China sets up five year cross-border big data security plan

Out-Law News | 10 Dec 2021 | 12:01 am | 1 min. read

China has set up a five-year plan to develop a ‘big data’ industry and play a leading role in international standard-setting.

According to an announcement by China’s ministry of industry and information technology (MIIT), the plan is based on China’s 14th five-year plan and comes as part of the country’s efforts to enhance its regulatory framework for data and technology.

Major tasks in the plan (20-page, 428KB PDF) include to improve data marketisation and set up relevant rules; to improve data security systems and technology; to optimise big data public services and to promote the development of industrial clusters; and to play a leading role in setting up technical standards globally.

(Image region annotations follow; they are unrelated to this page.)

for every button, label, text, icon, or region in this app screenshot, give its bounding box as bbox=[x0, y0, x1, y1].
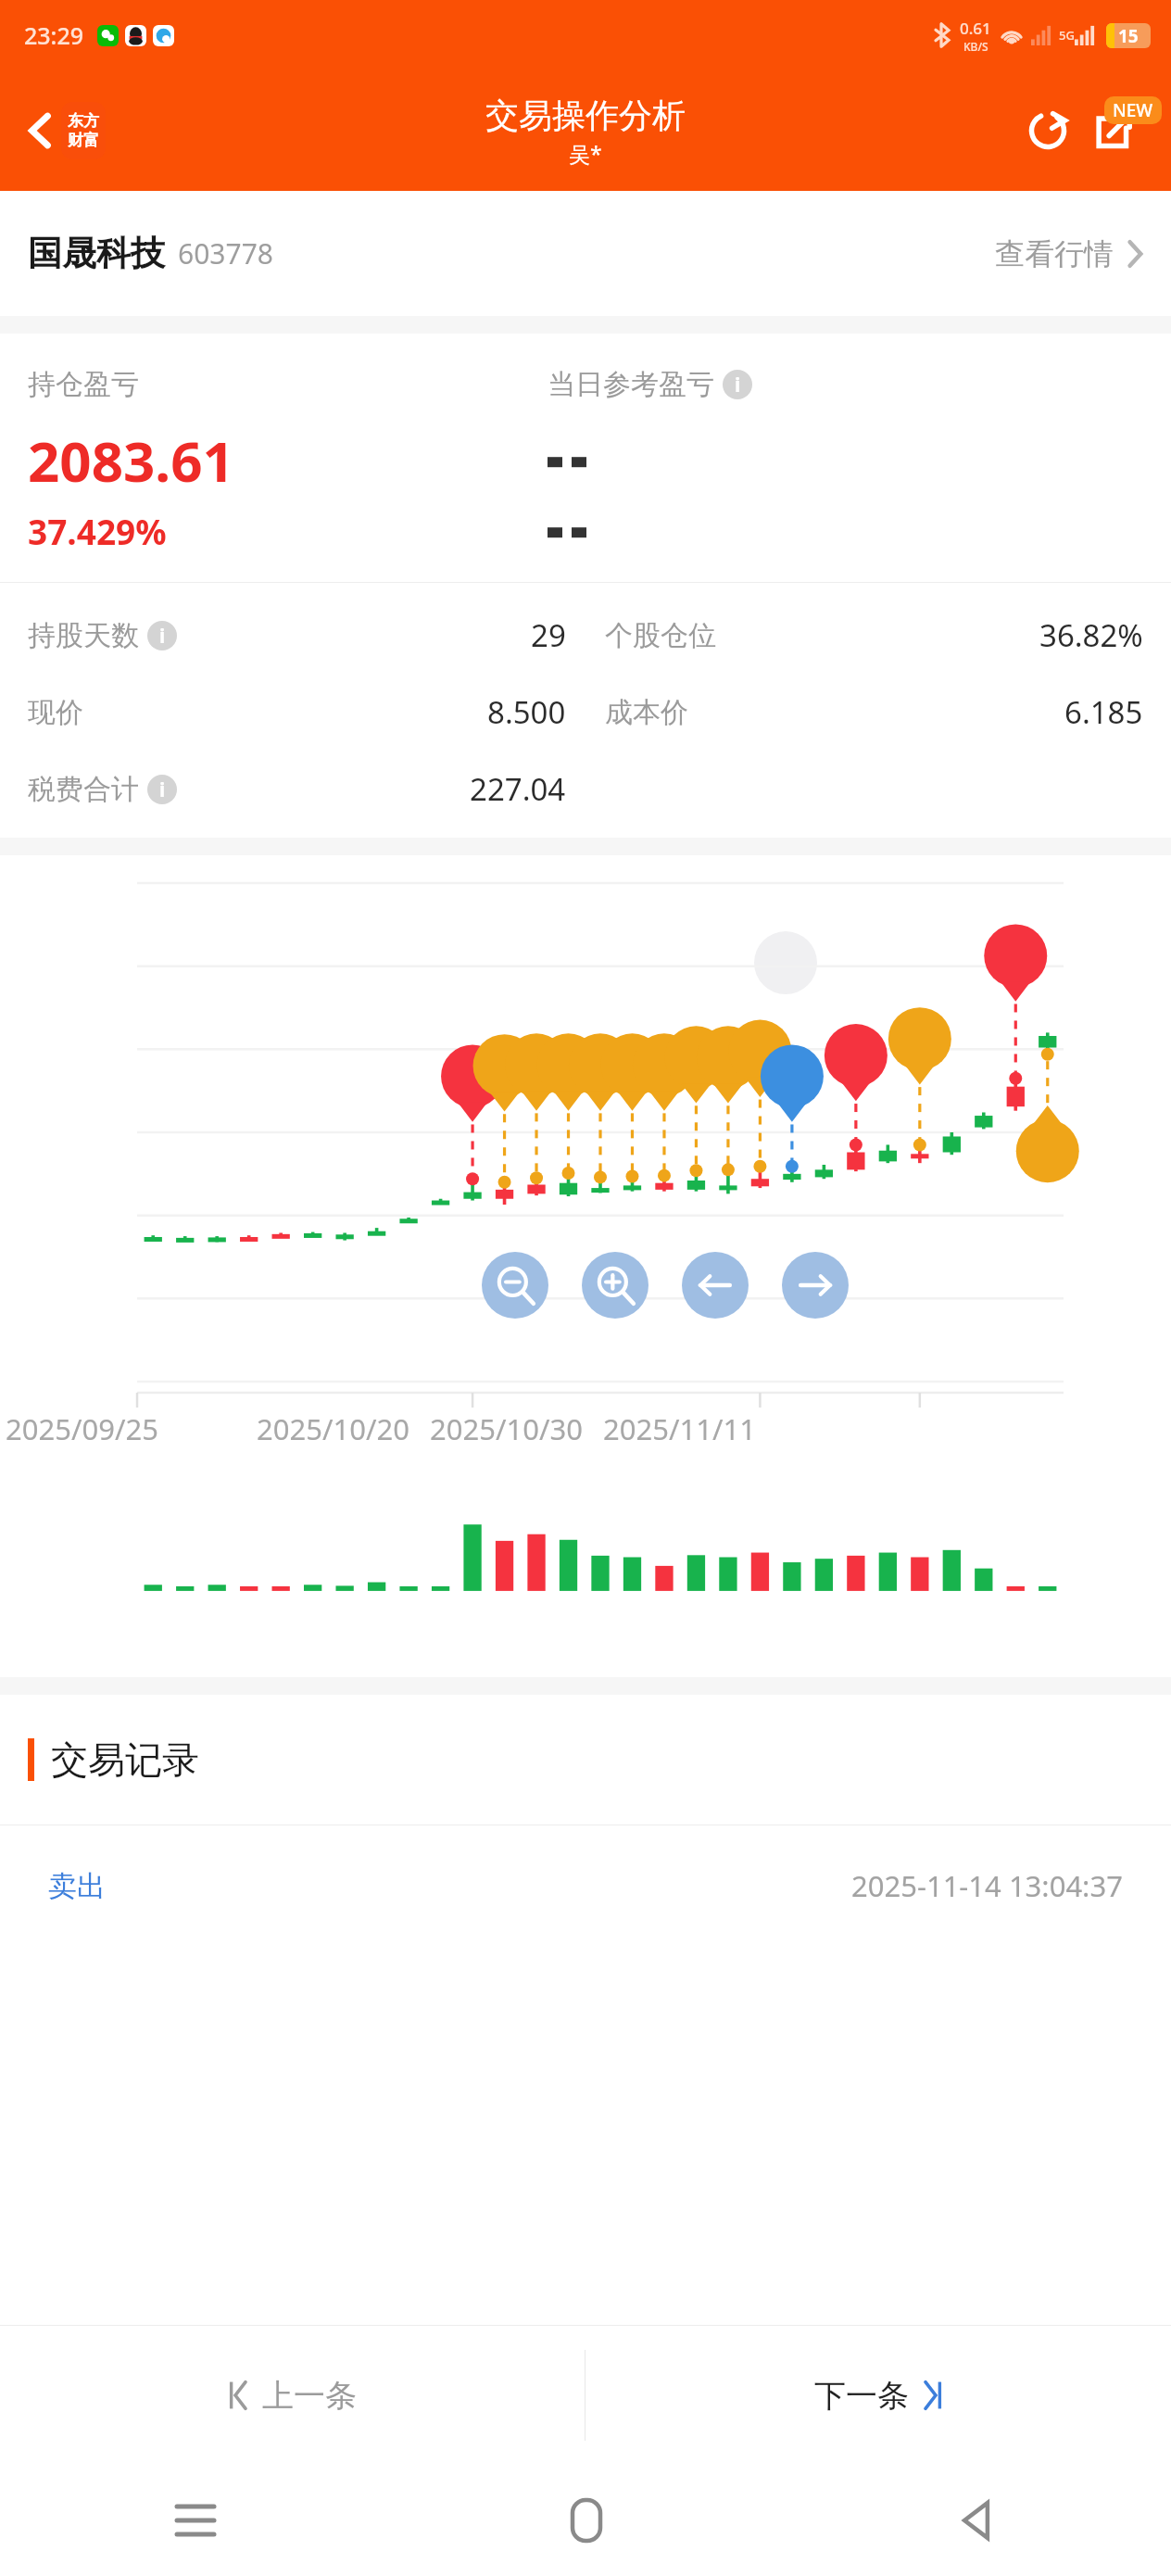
button[interactable]: Next bbox=[782, 1252, 849, 1319]
staticText: 37.429% bbox=[28, 508, 167, 554]
button[interactable]: 上一条 bbox=[0, 2326, 585, 2465]
staticText: 2025/09/25 bbox=[6, 1409, 158, 1448]
staticText: 2025/10/20 bbox=[257, 1409, 409, 1448]
staticText: 8.500 bbox=[487, 691, 566, 733]
staticText: 0.61 bbox=[960, 18, 991, 39]
staticText: 交易记录 bbox=[51, 1736, 199, 1783]
staticText: 当日参考盈亏 bbox=[548, 367, 714, 402]
staticText: 15 bbox=[1118, 24, 1139, 48]
staticText: 持仓盈亏 bbox=[28, 367, 139, 402]
staticText: 个股仓位 bbox=[605, 618, 716, 653]
button[interactable]: Back bbox=[781, 2465, 1171, 2576]
staticText: 持股天数 bbox=[28, 618, 139, 653]
staticText: 卖出 bbox=[48, 1868, 106, 1904]
staticText: 2025/11/11 bbox=[603, 1409, 756, 1448]
button[interactable]: Recents bbox=[0, 2465, 391, 2576]
staticText: 下一条 bbox=[814, 2376, 909, 2416]
staticText: 现价 bbox=[28, 695, 83, 730]
staticText: 东方 bbox=[68, 111, 99, 131]
button[interactable]: Back bbox=[20, 96, 111, 165]
staticText: 国晟科技 bbox=[28, 232, 165, 275]
staticText: 5G bbox=[1059, 27, 1075, 44]
button[interactable]: Share bbox=[1086, 106, 1151, 156]
staticText: 2025-11-14 13:04:37 bbox=[851, 1866, 1123, 1905]
button[interactable]: Zoom in bbox=[582, 1252, 648, 1319]
staticText: 227.04 bbox=[470, 768, 566, 810]
staticText: 23:29 bbox=[24, 19, 84, 51]
staticText: 2025/10/30 bbox=[430, 1409, 583, 1448]
staticText: i bbox=[735, 372, 741, 398]
staticText: KB/S bbox=[963, 39, 988, 54]
button[interactable]: Home bbox=[391, 2465, 781, 2576]
button[interactable]: 卖出 bbox=[0, 1825, 1171, 1946]
staticText: i bbox=[159, 623, 166, 650]
staticText: 2083.61 bbox=[28, 423, 234, 499]
staticText: 查看行情 bbox=[995, 235, 1114, 272]
button[interactable]: 下一条 bbox=[586, 2326, 1171, 2465]
button[interactable]: Zoom out bbox=[482, 1252, 548, 1319]
staticText: 29 bbox=[531, 614, 566, 656]
staticText: 36.82% bbox=[1039, 614, 1143, 656]
staticText: 成本价 bbox=[605, 695, 688, 730]
staticText: 交易操作分析 bbox=[485, 95, 686, 136]
staticText: 税费合计 bbox=[28, 772, 139, 807]
button[interactable]: Previous bbox=[682, 1252, 749, 1319]
staticText: 603778 bbox=[178, 234, 273, 272]
button[interactable]: 国晟科技 bbox=[0, 191, 1171, 316]
staticText: 上一条 bbox=[262, 2376, 357, 2416]
staticText: i bbox=[159, 777, 166, 803]
button[interactable]: Refresh bbox=[1023, 106, 1073, 156]
staticText: 吴* bbox=[569, 139, 602, 168]
staticText: NEW bbox=[1113, 98, 1153, 122]
staticText: 6.185 bbox=[1064, 691, 1143, 733]
staticText: 财富 bbox=[68, 131, 99, 150]
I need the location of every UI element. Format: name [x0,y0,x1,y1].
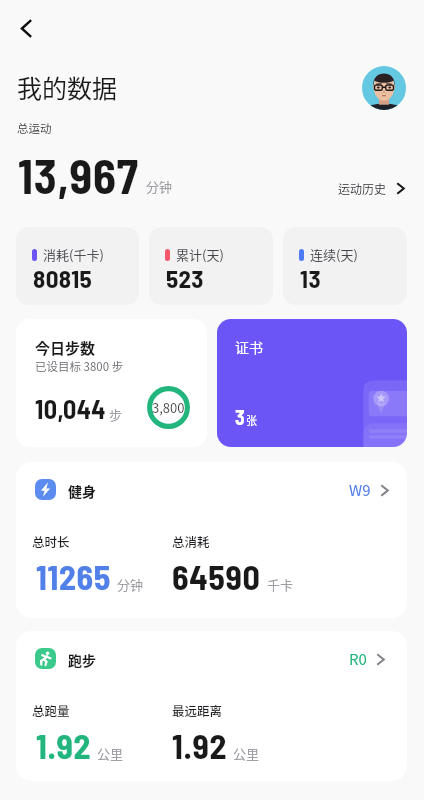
button[interactable]: 今日步数 [16,319,207,447]
staticText: 总运动 [17,120,52,137]
staticText: 523 [166,263,204,293]
staticText: 3,800 [152,398,185,417]
staticText: 连续(天) [310,245,358,264]
staticText: R0 [349,648,367,670]
staticText: 总跑量 [32,701,70,719]
button[interactable]: Profile [362,66,406,110]
button[interactable]: 连续(天) [283,227,407,305]
staticText: 证书 [235,337,263,357]
staticText: 消耗(千卡) [43,245,104,264]
staticText: 累计(天) [176,245,224,264]
button[interactable]: Back [6,8,46,48]
staticText: 分钟 [117,575,144,594]
staticText: 运动历史 [338,180,387,197]
staticText: 3 [235,405,245,429]
staticText: 公里 [97,744,124,763]
staticText: 已设目标 3800 步 [35,358,124,375]
staticText: 80815 [33,263,93,293]
staticText: 健身 [68,481,96,501]
button[interactable]: 证书 [217,319,407,447]
staticText: 总消耗 [172,532,210,550]
staticText: 13 [300,263,321,293]
button[interactable]: 跑步 [16,631,407,781]
staticText: 13,967 [18,147,139,203]
staticText: 分钟 [146,177,173,196]
staticText: 步 [109,405,123,424]
staticText: 今日步数 [35,337,96,359]
staticText: 张 [246,412,257,428]
staticText: 11265 [36,556,111,597]
staticText: 我的数据 [17,69,118,105]
staticText: 1.92 [36,725,91,766]
button[interactable]: 运动历史 [334,175,409,202]
button[interactable]: 健身 [16,462,407,618]
button[interactable]: 消耗(千卡) [16,227,139,305]
staticText: 公里 [233,744,260,763]
staticText: 最远距离 [172,701,223,719]
staticText: 跑步 [68,650,96,670]
staticText: 10,044 [35,393,106,424]
button[interactable]: W9 [345,474,393,506]
button[interactable]: 累计(天) [149,227,273,305]
button[interactable]: R0 [345,643,389,675]
staticText: 总时长 [32,532,70,550]
staticText: 1.92 [172,725,227,766]
staticText: W9 [349,479,371,501]
staticText: 64590 [172,556,261,597]
staticText: 千卡 [267,575,294,594]
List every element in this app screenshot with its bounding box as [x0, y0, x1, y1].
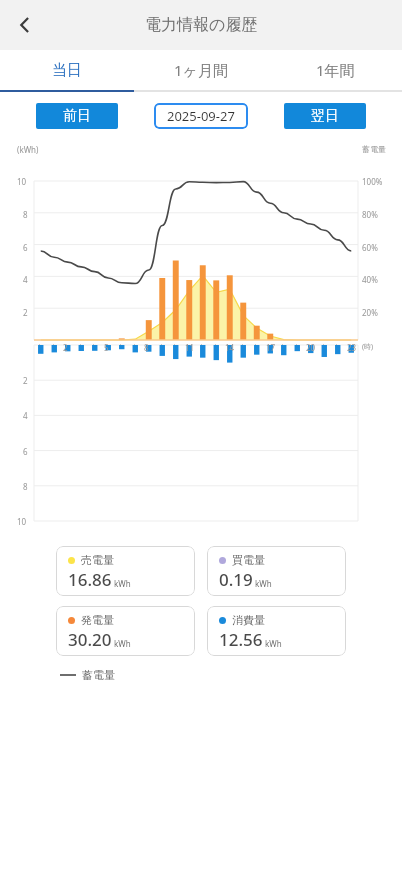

Leo Xin of Pinsent Masons said: “The five-year plan shows that China will make further efforts to enhance the regulatory framework and legal system in relation to cybersecurity and data security. Meanwhile, it also shows that China has the ambitions to actively take part in the international standard set-up and play a leading role.”

Early in July, the MIIT drafted three-year action plan to develop the country's cyber security industry, which is expected to be worth 250 billion yuan ($38.6 billion) by 2023.

In November, China issued draft cyber data security rules which require companies to undergo a cyber security review if they hold large amounts of data related to issues of national security, economic development or public interest before carrying out mergers, restructuring or splits that affect or may affect national security.

In August, China passed a personal data protection law which came into effect on 1 November.